I didn't reply because I didn't know what to say, I was so embarassed.

He shook his head and looked me in the eyes, but didn't say anything. Finally, after he was finished passing out all the mail and giving us the next day's schedule, he settled in his chair.

"How many of you think you'll never go to war?"

Of course none of us raised our hands.

"No, I'm serious. Okay, how many of you are thinking in your heads, 'I need to pay attention, I might be fighting next to these guys someday?' Any of you?"

I thought- well, hopefully we're not just learning how to fold a sports bra into a perfect square. But I kept my hand down.

"Some of you are going into security forces. Some of you are going into softer career fields- accounting, services. Journalism. I am not here to train accountants and cooks and journalists. I am here to train United States Airmen."

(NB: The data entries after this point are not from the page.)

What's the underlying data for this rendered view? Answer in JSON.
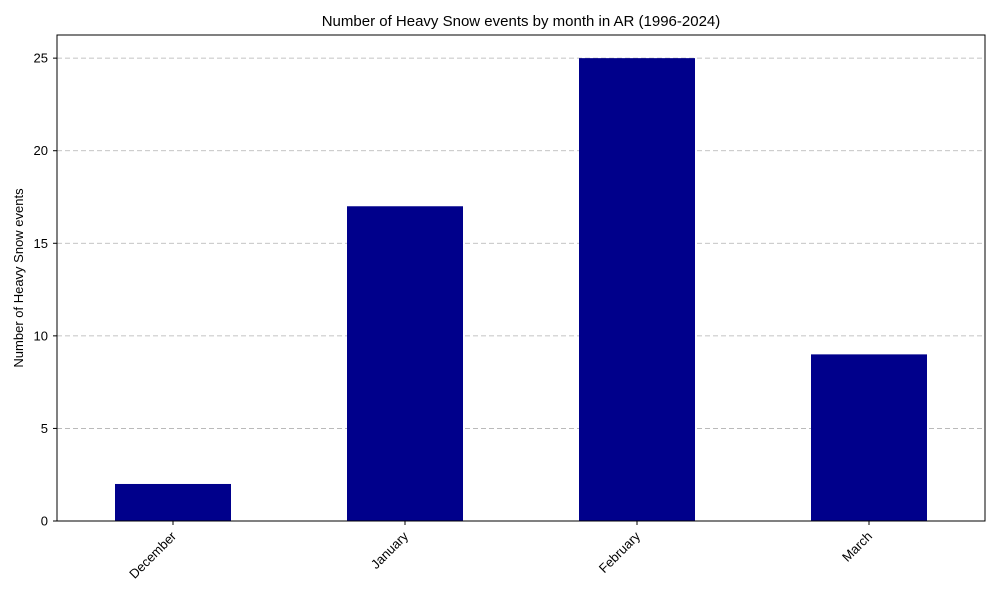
{
  "chart_data": {
    "type": "bar",
    "title": "Number of Heavy Snow events by month in AR (1996-2024)",
    "xlabel": "",
    "ylabel": "Number of Heavy Snow events",
    "categories": [
      "December",
      "January",
      "February",
      "March"
    ],
    "values": [
      2,
      17,
      25,
      9
    ],
    "ylim": [
      0,
      26.25
    ],
    "yticks": [
      0,
      5,
      10,
      15,
      20,
      25
    ],
    "grid": "y-dashed",
    "legend": "none",
    "bar_color": "#00008b"
  }
}
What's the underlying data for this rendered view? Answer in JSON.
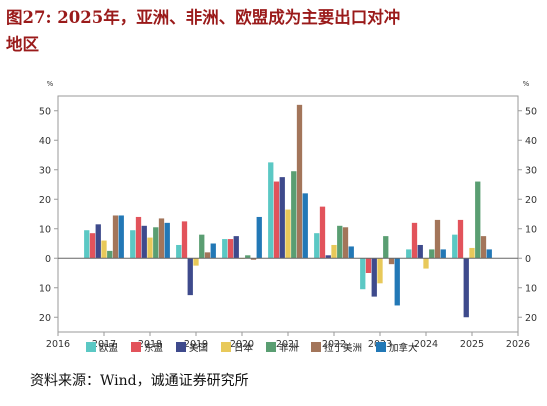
{
  "figure": {
    "title": "图27:  2025年，亚洲、非洲、欧盟成为主要出口对冲",
    "title_line2": "地区",
    "source": "资料来源：Wind，诚通证券研究所"
  },
  "chart_data": {
    "type": "bar",
    "title": "",
    "ylabel": "%",
    "y2label": "%",
    "ylim": [
      -25,
      55
    ],
    "yticks": [
      -20,
      -10,
      0,
      10,
      20,
      30,
      40,
      50
    ],
    "xlim": [
      2016,
      2026
    ],
    "xticks": [
      2016,
      2017,
      2018,
      2019,
      2020,
      2021,
      2022,
      2023,
      2024,
      2025,
      2026
    ],
    "categories": [
      "2017",
      "2018",
      "2019",
      "2020",
      "2021",
      "2022",
      "2023",
      "2024",
      "2025"
    ],
    "legend_position": "bottom",
    "grid": false,
    "series": [
      {
        "name": "欧盟",
        "color": "#5bc8c4",
        "values": [
          9.5,
          9.5,
          4.5,
          6.5,
          32.5,
          8.5,
          -10.5,
          3,
          8
        ]
      },
      {
        "name": "东盟",
        "color": "#e2535b",
        "values": [
          8.5,
          14,
          12.5,
          6.5,
          26,
          17.5,
          -5,
          12,
          13
        ]
      },
      {
        "name": "美国",
        "color": "#3e4a8c",
        "values": [
          11.5,
          11,
          -12.5,
          7.5,
          27.5,
          1,
          -13,
          4.5,
          -20
        ]
      },
      {
        "name": "日本",
        "color": "#e8c95a",
        "values": [
          6,
          7,
          -2.5,
          0,
          16.5,
          4.5,
          -8.5,
          -3.5,
          3.5
        ]
      },
      {
        "name": "非洲",
        "color": "#5a9e72",
        "values": [
          2.5,
          10.5,
          8,
          1,
          29.5,
          11,
          7.5,
          3,
          26
        ]
      },
      {
        "name": "拉丁美洲",
        "color": "#a3755a",
        "values": [
          14.5,
          13.5,
          2,
          -0.5,
          52,
          10.5,
          -2,
          13,
          7.5
        ]
      },
      {
        "name": "加拿大",
        "color": "#2278b6",
        "values": [
          14.5,
          12,
          5,
          14,
          22,
          4,
          -16,
          3,
          3
        ]
      }
    ]
  }
}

I can't remember what he said his career field had been when he was called up to Desert Storm, but he was not expecting that kind of war. He was also, he told us through clenched teeth before he started crying, not expecting to see his best friends killed right next to him. We were Airmen, we needed to remember that. That was why he became a TI.

That was actually the last time he talked with us; he got pulled to shape up an unravelling male flight a few days later.

I wrote home that night, to Summer, and I told her that I missed being able to just be with people I loved. I remember lying in my bed with tears pooling in my ears. I think that night I began to achieve depth.